Long-time readers will notice a few changes in our design. The changes are
subtle, but should make the magazine more easily navigable. But the biggest
change this time around is not in layout but length: eight more pages to navigate.
The added length is easily explained. We were faced with an embarrassment
of editorial riches, and didn't want to postpone any of them.
Randy Forsberg's important article on the end of war drew an unexpectedly
large and varied group of replies--from Congressman Ron Dellums to Edward
Luttwak. Susan Okin wrote a powerful essay exploring the potential conflicts
between feminism and the multiculturalist idea that minority groups should
have special rights to control their own affairs. We knew Okin's essay would
provoke readers; judging by the dozen wide-ranging and animated responses
published here, the provocation has just begun.

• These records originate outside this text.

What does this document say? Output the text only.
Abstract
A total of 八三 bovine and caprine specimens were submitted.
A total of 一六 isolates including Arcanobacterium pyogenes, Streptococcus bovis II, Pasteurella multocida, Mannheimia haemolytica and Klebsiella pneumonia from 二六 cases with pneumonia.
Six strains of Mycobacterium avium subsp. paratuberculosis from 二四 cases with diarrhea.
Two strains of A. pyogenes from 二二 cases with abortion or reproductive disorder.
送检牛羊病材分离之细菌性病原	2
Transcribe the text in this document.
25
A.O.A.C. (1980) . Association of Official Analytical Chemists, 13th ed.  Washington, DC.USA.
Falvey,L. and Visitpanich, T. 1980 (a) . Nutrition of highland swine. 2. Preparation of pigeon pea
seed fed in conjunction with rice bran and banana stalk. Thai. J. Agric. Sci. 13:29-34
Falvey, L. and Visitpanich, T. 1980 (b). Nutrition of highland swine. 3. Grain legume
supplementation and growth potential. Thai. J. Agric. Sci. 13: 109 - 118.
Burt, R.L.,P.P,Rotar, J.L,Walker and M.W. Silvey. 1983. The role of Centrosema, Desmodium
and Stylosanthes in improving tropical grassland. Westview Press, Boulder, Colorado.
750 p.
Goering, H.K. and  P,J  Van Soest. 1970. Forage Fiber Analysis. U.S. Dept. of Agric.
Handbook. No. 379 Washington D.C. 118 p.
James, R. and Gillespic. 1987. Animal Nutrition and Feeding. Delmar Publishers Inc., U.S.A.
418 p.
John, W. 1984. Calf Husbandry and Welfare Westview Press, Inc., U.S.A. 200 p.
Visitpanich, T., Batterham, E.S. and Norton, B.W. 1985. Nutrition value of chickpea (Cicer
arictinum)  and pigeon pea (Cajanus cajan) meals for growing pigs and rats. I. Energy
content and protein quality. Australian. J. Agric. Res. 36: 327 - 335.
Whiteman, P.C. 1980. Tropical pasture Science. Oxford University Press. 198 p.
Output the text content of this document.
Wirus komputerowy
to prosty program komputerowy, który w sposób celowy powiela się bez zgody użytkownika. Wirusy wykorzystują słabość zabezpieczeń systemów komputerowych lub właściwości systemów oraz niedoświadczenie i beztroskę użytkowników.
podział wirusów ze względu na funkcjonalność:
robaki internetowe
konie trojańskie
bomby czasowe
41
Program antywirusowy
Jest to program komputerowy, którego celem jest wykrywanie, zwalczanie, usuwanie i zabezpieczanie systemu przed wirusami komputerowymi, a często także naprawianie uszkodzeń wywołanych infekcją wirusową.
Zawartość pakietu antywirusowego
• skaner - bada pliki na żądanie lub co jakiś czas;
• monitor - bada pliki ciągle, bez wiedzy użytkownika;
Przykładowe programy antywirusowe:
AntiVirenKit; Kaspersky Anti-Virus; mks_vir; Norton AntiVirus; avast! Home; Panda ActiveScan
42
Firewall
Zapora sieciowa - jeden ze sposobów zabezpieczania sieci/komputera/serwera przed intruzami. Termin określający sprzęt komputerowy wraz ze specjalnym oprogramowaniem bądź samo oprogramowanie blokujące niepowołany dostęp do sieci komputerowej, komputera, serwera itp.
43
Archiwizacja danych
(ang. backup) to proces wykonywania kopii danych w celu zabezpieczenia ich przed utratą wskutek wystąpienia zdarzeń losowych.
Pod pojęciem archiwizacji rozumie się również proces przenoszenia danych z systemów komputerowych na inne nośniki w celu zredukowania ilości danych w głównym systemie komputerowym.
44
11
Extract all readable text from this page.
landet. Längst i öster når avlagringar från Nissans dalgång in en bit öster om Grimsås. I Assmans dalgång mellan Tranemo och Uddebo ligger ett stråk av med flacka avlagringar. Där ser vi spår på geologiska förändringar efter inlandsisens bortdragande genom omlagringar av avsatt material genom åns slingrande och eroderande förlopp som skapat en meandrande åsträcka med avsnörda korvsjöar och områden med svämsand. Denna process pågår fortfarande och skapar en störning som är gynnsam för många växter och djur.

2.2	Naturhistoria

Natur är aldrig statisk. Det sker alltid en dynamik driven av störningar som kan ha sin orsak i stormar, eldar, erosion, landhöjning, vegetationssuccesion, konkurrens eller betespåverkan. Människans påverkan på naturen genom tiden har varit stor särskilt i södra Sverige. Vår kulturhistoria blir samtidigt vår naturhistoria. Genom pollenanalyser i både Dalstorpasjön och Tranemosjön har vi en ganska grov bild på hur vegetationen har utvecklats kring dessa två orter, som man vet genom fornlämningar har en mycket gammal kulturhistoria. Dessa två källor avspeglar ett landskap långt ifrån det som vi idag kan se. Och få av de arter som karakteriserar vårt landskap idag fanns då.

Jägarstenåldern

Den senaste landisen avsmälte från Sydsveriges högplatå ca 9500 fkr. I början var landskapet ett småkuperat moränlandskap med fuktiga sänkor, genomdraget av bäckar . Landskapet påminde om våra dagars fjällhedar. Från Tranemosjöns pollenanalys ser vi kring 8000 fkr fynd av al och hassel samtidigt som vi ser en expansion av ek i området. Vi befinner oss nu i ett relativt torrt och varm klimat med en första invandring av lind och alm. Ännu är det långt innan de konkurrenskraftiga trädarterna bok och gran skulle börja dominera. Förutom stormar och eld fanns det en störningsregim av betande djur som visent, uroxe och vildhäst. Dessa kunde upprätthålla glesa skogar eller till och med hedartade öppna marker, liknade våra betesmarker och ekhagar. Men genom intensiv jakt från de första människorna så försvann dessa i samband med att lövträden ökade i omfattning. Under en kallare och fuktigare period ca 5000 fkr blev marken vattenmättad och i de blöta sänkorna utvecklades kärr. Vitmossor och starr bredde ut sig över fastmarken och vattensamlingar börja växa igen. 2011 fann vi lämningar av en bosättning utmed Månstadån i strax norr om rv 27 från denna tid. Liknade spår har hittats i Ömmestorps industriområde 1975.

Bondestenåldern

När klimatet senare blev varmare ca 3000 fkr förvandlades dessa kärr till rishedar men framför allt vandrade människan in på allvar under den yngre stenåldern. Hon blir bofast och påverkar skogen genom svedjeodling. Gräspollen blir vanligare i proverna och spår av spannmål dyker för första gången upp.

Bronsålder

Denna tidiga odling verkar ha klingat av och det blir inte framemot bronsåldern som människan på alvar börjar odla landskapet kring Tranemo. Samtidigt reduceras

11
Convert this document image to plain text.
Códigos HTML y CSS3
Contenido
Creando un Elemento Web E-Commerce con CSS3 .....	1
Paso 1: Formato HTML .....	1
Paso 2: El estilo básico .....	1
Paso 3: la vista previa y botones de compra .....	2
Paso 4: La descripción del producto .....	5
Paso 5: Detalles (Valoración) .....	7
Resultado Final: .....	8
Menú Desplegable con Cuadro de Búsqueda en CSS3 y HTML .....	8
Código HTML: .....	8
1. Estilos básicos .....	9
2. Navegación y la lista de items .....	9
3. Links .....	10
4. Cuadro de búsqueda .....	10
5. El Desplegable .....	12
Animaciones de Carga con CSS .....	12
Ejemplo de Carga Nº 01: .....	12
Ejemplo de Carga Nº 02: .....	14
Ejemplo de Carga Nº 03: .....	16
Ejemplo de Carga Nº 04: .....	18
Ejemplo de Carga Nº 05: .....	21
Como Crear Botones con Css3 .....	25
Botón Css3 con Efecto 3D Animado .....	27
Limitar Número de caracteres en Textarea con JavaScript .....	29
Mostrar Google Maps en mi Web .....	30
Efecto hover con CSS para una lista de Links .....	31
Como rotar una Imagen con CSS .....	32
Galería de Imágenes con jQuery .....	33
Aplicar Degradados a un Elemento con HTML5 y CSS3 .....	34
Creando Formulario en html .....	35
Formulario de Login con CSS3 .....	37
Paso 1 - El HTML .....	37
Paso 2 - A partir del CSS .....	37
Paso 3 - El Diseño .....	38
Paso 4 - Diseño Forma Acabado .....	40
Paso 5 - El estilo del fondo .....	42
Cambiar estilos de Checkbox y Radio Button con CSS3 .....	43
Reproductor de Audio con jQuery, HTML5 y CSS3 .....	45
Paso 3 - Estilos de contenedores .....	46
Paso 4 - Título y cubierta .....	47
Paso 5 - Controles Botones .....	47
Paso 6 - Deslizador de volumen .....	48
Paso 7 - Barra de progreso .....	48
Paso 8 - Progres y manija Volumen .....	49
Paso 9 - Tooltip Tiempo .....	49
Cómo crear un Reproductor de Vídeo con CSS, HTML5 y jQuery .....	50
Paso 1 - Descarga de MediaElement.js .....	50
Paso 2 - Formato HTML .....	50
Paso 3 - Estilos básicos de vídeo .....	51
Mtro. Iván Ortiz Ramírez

Alan Stone's article on the film Waco: Rules of Engagement is longer than
his usual work in these pages, but then Stone knows more about the government's
standoff with the Branch Davidians than just about anybody. In 1993, he was
called in by the Justice Department as an outside expert to assess FBI conduct
at Waco; though Stone was highly and publicly critical of that conduct at
the time, he now thinks his earlier reports may well have underestimated
official wrongdoing. Finally, Allen Orr's examination of the latest intellectual
fashion--the evolutionary explanation of reciprocity, cooperation, and human
virtue--digs deep to find out why it may be . . . only the latest intellectual
So war and peace, equality and cultural autonomy, the abuse of official power,
and how we humans got to be as good as we are--and that's only the larger
articles in this issue. We could have saved some of the pieces for next time.
But we have been advertising our wide intellectual range, and couldn't resist
the opportunity to establish the truth of our own advertising.